On Sept. 6, a District Heights officer shot a handcuffed man in the back, claiming the motorcycle theft suspect was attempting to flee.
Laurel residents, along with the county chapter of the National Association for the Advancement of Colored People, held a news conference Sept. 10 to voice disapproval of the Laurel Police Department, pointing to an Aug. 5 video in which a Laurel officer appears to hit a handcuffed man in the face. Residents said city officers are often hostile.
“We will not accept or tolerate this behavior anymore,” Laurel resident Thomas Matthews told the City Council.
The officers in both municipal incidents are on administrative leave while the cases are under investigation. Additionally, in recent months, three county officers were sentenced for taking part in an extortion conspiracy.
Granted, such cases are relatively few. The county police department has about 1,600 officers; District Heights and Laurel have 12 and 67, respectively. The majority of officers are law-abiding public servants who also suffer from the poor decisions of some of their colleagues.

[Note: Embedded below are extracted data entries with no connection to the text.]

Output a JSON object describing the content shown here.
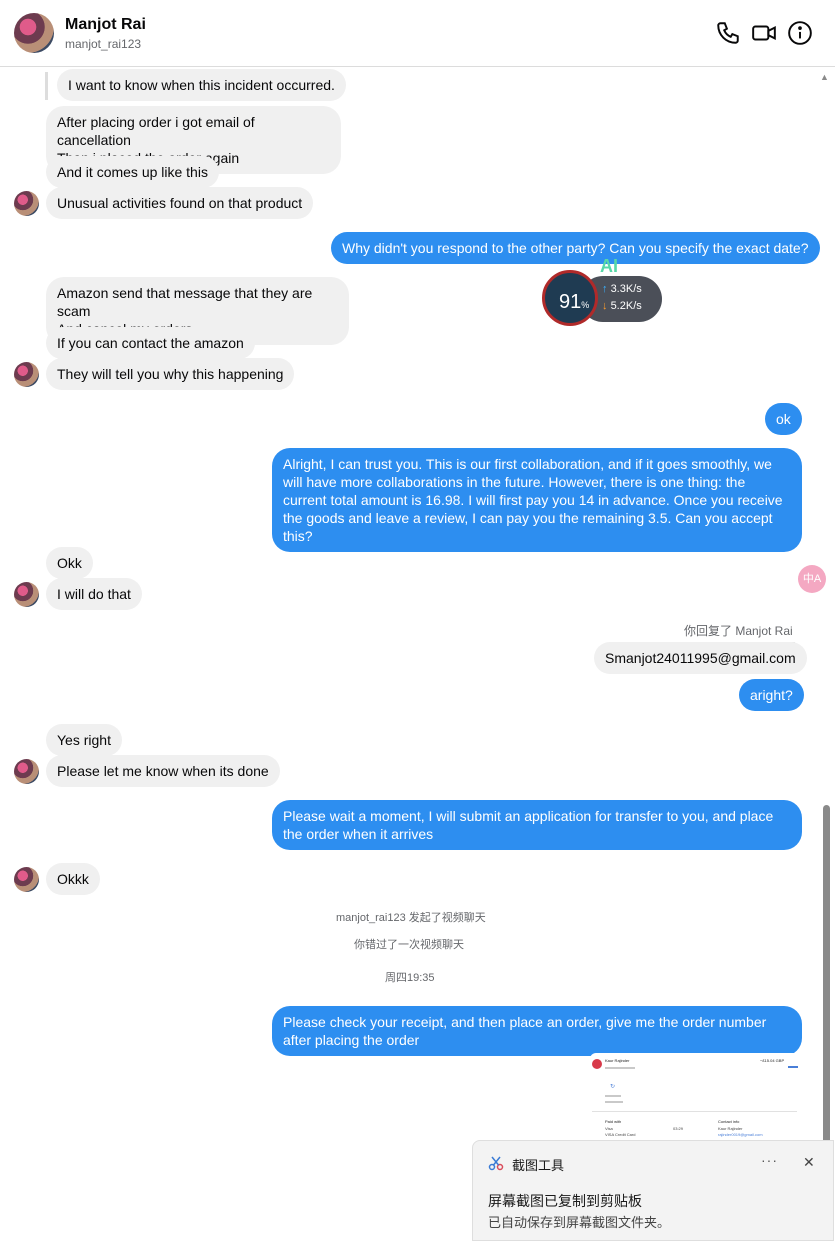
{
  "header": {
    "name": "Manjot Rai",
    "username": "manjot_rai123"
  },
  "messages": [
    {
      "text": "I want to know when this incident occurred."
    },
    {
      "text": "After placing order i got email of cancellation\nThan i placed the order again"
    },
    {
      "text": "And it comes up like this"
    },
    {
      "text": "Unusual activities found on that product"
    },
    {
      "text": "Why didn't you respond to the other party? Can you specify the exact date?"
    },
    {
      "text": "Amazon send that message that they are scam\nAnd cancel my orders"
    },
    {
      "text": "If you can contact the amazon"
    },
    {
      "text": "They will tell you why this happening"
    },
    {
      "text": "ok"
    },
    {
      "text": "Alright, I can trust you. This is our first collaboration, and if it goes smoothly, we will have more collaborations in the future. However, there is one thing: the current total amount is 16.98. I will first pay you 14 in advance. Once you receive the goods and leave a review, I can pay you the remaining 3.5. Can you accept this?"
    },
    {
      "text": "Okk"
    },
    {
      "text": "I will do that"
    },
    {
      "text": "Smanjot24011995@gmail.com"
    },
    {
      "text": "aright?"
    },
    {
      "text": "Yes right"
    },
    {
      "text": "Please let me know when its done"
    },
    {
      "text": "Please wait a moment, I will submit an application for transfer to you, and place the order when it arrives"
    },
    {
      "text": "Okkk"
    },
    {
      "text": "Please check your receipt, and then place an order, give me the order number after placing the order"
    }
  ],
  "reply_note": "你回复了 Manjot Rai",
  "system": {
    "video_started": "manjot_rai123 发起了视频聊天",
    "missed_call": "你错过了一次视频聊天",
    "timestamp": "周四19:35"
  },
  "net_monitor": {
    "percent": "91",
    "percent_sign": "%",
    "ai_label": "AI",
    "upload": "3.3",
    "download": "5.2",
    "unit": "K/s"
  },
  "translate_label": "中A",
  "receipt": {
    "name": "Kaur Rajinder",
    "amount": "−£15.04 GBP",
    "paid_with": "Paid with",
    "method": "Visa",
    "card": "VISA Credit Card",
    "time": "03:29",
    "contact": "Contact info",
    "contact_name": "Kaur Rajinder",
    "email": "rajinder0019@gmail.com"
  },
  "toast": {
    "app": "截图工具",
    "more": "···",
    "close": "✕",
    "title": "屏幕截图已复制到剪贴板",
    "body": "已自动保存到屏幕截图文件夹。"
  }
}
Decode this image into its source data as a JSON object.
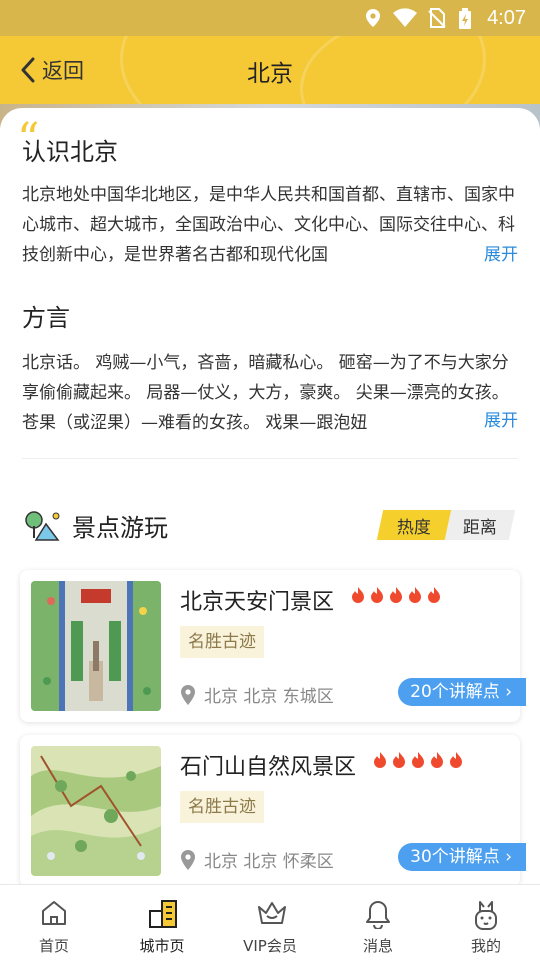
{
  "status_bar": {
    "time": "4:07"
  },
  "header": {
    "back_label": "返回",
    "title": "北京"
  },
  "about": {
    "title": "认识北京",
    "text": "北京地处中国华北地区，是中华人民共和国首都、直辖市、国家中心城市、超大城市，全国政治中心、文化中心、国际交往中心、科技创新中心，是世界著名古都和现代化国",
    "expand_label": "展开"
  },
  "dialect": {
    "title": "方言",
    "text": "北京话。 鸡贼—小气，吝啬，暗藏私心。 砸窑—为了不与大家分享偷偷藏起来。 局器—仗义，大方，豪爽。 尖果—漂亮的女孩。 苍果（或涩果）—难看的女孩。 戏果—跟泡妞",
    "expand_label": "展开"
  },
  "spots": {
    "title": "景点游玩",
    "sort_hot": "热度",
    "sort_distance": "距离",
    "items": [
      {
        "name": "北京天安门景区",
        "heat": 5,
        "tag": "名胜古迹",
        "location": "北京 北京 东城区",
        "points": "20个讲解点"
      },
      {
        "name": "石门山自然风景区",
        "heat": 5,
        "tag": "名胜古迹",
        "location": "北京 北京 怀柔区",
        "points": "30个讲解点"
      }
    ]
  },
  "tabbar": {
    "items": [
      {
        "label": "首页",
        "icon": "home-icon"
      },
      {
        "label": "城市页",
        "icon": "city-icon",
        "active": true
      },
      {
        "label": "VIP会员",
        "icon": "crown-icon"
      },
      {
        "label": "消息",
        "icon": "bell-icon"
      },
      {
        "label": "我的",
        "icon": "rabbit-icon"
      }
    ]
  },
  "colors": {
    "accent": "#f5c936",
    "link": "#2a8bdc",
    "points_badge": "#4d9ff0",
    "flame": "#f04a2e"
  }
}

But given the heightened sensitivity to alleged police abuse in the county — it took the county five years, ending in 2009, to make changes as required by the Department of Justice to protect residents from any bad apples — it would be wise for county and municipal leaders to jointly and separately review internal procedures, share the results with the community and commence outreach efforts to address the negative perception.
Although some municipal departments are less likely to have the resources to implement procedures the Justice Department required of county police, such as having cameras mounted in police vehicles, there may be other less-costly measures worth trying, such as citizen oversight panels or additional in-service training. And councils should consider putting money aside to allow for the more expensive improvements in the future.
All would benefit from a joint effort to address the forces’ image; after all, when one officer behaves badly, no matter which department, it can reflect poorly on all those wearing the shield.
Crime overall is down greatly in Prince George’s County, to lows not seen since the 1980s. Citizen complaints in the county department are down, too. So far this year, county police had received 78 complaints, down from 93 last year and 119 in 2010.
Clearly, public safety officials are doing a lot of things right; now, they just need to let the public know how they are handling the few who might be doing wrong.